Cela fait longtemps que le narrateur n'a plus vu Thibaut, son meilleur ami. Il lui rend visite dans son domaine du Bordelais. 

20 ans se sont écoulés, rongés par les remords, 20 ans de souffrance, de trahison ...

Il se souvient de leur rencontre lorsqu'étudiant Thibaut l'avait abordé en lui demandant du feu, par la suite ils ne s'étaient plus quittés.

Notre narrateur, orphelin de père, originaire du Royaume de K, quelque part dans le Sud-Est asiatique, enfance gâchée par le deuil et le déracinement, la peur de l'abandon, avait trouvé "un frère" en la personne de Thibaut.  Pourtant d'origine sociale différente car le narrateur dont on ne connaît pas le nom, est issu d'un milieu modeste, il doit pour joindre les deux bouts effectuer des petits boulots dans le restaurant de sa tante, Thibaut par contre fait partie des nantis, fils d'un domaine viticole important dans le Bordelais.

Ils ne se sont plus quittés.  Le narrateur, Thibaut et ses livres, s'évadant dans leurs nombreuses lectures.  Puis, il y a eu Camille, la fiancée de Thibaut, elle fait ses études de droit sans passion, ce qui l'anime, elle c'est l'art, la peinture.

Le narrateur l'accompagnera à une exposition, Thibaut n'aimant pas ça, et ensuite ce sera une habitude, le narrateur partageant la passion de Camille pour la Renaissance italienne, et l'inévitable arrivera...

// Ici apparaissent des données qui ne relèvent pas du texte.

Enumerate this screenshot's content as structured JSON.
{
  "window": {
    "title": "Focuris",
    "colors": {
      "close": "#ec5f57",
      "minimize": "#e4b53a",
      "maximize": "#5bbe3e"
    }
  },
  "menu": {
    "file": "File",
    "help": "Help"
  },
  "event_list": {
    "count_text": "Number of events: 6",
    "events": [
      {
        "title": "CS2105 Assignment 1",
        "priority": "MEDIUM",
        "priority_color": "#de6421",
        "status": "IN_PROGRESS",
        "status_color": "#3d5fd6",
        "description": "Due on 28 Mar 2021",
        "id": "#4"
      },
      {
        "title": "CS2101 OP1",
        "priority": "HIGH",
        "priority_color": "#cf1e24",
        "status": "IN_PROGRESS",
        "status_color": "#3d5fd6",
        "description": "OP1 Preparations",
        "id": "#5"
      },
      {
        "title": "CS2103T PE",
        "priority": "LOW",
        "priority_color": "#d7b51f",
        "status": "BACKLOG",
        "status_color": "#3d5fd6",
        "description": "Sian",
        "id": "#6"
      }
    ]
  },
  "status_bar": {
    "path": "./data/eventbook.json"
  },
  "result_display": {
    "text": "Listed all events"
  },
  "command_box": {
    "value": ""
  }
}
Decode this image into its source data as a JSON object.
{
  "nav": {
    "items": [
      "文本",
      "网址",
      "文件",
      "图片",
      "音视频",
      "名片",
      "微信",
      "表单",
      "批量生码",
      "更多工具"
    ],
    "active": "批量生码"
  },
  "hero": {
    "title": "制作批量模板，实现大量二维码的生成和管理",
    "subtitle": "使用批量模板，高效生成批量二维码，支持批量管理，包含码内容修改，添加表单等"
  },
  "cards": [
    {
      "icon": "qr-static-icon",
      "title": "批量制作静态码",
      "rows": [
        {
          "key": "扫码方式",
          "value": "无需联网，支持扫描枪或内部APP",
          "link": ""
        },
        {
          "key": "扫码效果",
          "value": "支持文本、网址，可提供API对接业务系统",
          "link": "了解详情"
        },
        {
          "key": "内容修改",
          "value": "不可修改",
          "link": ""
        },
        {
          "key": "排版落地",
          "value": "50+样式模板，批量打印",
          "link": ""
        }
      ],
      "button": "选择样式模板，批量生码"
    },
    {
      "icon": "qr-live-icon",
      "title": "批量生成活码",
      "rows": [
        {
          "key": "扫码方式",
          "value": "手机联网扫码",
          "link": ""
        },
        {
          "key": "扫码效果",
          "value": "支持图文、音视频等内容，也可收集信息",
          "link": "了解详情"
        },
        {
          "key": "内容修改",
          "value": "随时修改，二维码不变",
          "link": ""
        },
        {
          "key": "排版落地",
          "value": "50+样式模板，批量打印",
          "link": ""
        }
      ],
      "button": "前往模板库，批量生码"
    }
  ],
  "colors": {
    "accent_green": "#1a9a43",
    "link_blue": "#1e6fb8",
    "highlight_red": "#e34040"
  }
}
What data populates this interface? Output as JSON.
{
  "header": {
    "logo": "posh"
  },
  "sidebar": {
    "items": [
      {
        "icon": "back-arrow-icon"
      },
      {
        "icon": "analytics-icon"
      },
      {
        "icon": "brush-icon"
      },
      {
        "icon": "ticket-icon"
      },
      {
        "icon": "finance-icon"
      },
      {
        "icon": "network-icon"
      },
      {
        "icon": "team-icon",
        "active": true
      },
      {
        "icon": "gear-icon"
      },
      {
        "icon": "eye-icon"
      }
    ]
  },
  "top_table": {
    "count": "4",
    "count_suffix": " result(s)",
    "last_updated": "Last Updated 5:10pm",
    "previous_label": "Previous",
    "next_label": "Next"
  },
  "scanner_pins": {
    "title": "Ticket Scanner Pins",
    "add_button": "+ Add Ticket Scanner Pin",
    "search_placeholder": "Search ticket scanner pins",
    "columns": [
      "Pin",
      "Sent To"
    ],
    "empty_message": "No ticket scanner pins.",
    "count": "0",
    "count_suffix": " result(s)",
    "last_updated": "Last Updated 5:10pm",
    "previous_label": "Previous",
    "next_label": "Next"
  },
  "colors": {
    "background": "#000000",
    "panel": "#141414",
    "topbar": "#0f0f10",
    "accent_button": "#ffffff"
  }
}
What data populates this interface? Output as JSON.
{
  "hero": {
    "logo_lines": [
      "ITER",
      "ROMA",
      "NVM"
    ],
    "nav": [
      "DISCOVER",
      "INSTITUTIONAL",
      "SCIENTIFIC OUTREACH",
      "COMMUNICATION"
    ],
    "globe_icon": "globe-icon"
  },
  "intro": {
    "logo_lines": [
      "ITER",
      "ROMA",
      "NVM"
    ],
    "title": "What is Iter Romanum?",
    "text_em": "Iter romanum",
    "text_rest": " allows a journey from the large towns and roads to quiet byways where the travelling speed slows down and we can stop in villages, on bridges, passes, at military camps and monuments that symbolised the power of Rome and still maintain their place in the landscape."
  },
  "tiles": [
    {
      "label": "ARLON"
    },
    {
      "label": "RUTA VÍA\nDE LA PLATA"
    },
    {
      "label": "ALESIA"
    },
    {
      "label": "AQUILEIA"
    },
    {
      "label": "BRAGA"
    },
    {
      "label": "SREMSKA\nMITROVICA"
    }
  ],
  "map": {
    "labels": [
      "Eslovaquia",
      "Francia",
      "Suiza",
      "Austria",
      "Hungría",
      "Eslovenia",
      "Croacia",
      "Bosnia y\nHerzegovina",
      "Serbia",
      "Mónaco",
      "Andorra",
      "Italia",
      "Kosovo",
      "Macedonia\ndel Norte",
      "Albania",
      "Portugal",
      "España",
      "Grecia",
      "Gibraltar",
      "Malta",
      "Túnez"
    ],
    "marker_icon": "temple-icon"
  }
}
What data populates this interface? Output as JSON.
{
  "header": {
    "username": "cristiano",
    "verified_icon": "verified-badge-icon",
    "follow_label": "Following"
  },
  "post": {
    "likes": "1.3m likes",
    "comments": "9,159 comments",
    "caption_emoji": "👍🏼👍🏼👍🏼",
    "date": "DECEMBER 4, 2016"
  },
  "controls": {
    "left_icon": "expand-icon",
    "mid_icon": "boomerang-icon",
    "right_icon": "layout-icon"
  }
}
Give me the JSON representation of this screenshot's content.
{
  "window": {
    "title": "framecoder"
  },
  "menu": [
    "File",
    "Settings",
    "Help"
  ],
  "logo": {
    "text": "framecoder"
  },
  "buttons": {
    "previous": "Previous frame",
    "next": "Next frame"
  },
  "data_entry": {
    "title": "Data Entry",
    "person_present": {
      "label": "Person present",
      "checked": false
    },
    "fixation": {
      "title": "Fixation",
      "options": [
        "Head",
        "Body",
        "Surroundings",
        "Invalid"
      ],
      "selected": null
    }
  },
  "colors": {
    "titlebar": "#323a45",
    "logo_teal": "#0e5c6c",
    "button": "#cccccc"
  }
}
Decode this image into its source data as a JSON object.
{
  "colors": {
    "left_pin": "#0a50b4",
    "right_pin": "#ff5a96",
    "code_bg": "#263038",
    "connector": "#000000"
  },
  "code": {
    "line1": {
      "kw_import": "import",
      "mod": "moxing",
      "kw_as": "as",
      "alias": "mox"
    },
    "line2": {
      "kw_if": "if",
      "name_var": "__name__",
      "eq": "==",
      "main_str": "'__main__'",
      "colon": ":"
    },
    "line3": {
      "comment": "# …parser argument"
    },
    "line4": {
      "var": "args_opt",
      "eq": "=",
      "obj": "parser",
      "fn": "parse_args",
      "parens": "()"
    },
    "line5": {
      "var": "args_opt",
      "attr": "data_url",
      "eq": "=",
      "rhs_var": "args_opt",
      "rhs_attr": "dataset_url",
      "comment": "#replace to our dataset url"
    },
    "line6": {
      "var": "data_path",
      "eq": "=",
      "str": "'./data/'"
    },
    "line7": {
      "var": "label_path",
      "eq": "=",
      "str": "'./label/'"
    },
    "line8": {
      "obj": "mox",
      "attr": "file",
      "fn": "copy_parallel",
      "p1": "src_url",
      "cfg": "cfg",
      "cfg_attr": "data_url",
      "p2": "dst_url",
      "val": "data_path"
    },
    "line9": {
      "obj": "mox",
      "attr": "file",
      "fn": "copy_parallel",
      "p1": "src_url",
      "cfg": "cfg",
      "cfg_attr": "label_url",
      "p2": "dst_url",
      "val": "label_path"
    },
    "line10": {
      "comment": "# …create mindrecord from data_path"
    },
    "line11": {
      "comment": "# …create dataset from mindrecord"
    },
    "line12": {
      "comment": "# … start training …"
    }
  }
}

C'est bien d'un triangle amoureux que nous parle l'auteur.  Les  notions de trahison, de mensonge, d'exil pour le narrateur seront développées dans ce récit à la forme originale.  En effet la notion de temps et d'espace est particulière.  Le narrateur s'exilera et plus de 20 ans plus tard, un élément fera ressurgir cette période de sa vie et l'envie de revoir Thibaut.  Est-il au courant de cette passion, de cette relation ?  Que sont-ils devenus ?

Une belle écriture qui nous replonge dans les souvenirs un peu nostalgique du narrateur.

J'ai un peu été perturbée par l'utilisation du Royaume de K., même s'il s'agit d'un endroit imaginaire relatif au monde de l'enfance, je pense que j'aurais pris plus de plaisir s'il avait été expressément nommé.

Ma note : 7/10

Les jolies phrases


Les choses du coeur sont plus faciles pour certains que pour d'autres. N'ayant reçu que de l'amour il n'avait rien d'autre à donner.


Il n'est d'amour dont on puisse longtemps cacher le feu, ni non plus de feu sans coupable combustible.


Quant au vide laissé par l'absence, le manque se pétrifie avec le temps, vous vous reconstruisez autour de ce grand trou mais votre existence n'en est pas moins lézardée de nuit.


Faut-il connaître pour aimer, ou l'ignorance, le mystère, si vous préférez, est-il le voile nécessaire à toute passion ?


La deuxième est souvent plus angoissante que la première. La première fois vient en quelque sorte par surprise. Un étonnement rétrospectif - on se surprend- d'avoir fait ce qu'on vient de faire, l'action se consume dans son mouvement, pas d'anatomie mais de l'alchimie, pas de mémoire juste une adhésion, le corps fait corps avec l'autre corps. La deuxième fois c'est différent, au plaisir s'ajoute son souvenir qui l'amplifie - le grain de la peau, l'odeur des cheveux, le goût du sexe, on découvre qu'il y a toujours à découvrir, l'inédit se cache dans les détails, pâles éphélides sur les épaules, naevus insolite, infine tâche dans l'iris. La deuxième fois est néanmoins précédée d'une différente appréhension, celle de décevoir, d'être déçu, peur de n'être pas à la hauteur de son désir.


Ma vie m'est apparue empêchée. Comme si passé le midi de notre bonheur, son ombre ne cesserait de grandir jusqu'à engloutir ce dont elle était l'ombre.


Je me suis longtemps interrogé sur la disproportion entre nos efforts pour atteindre un but qui nous est agréable et la fugitive sensation de plaisir lorsque ce but a été atteint.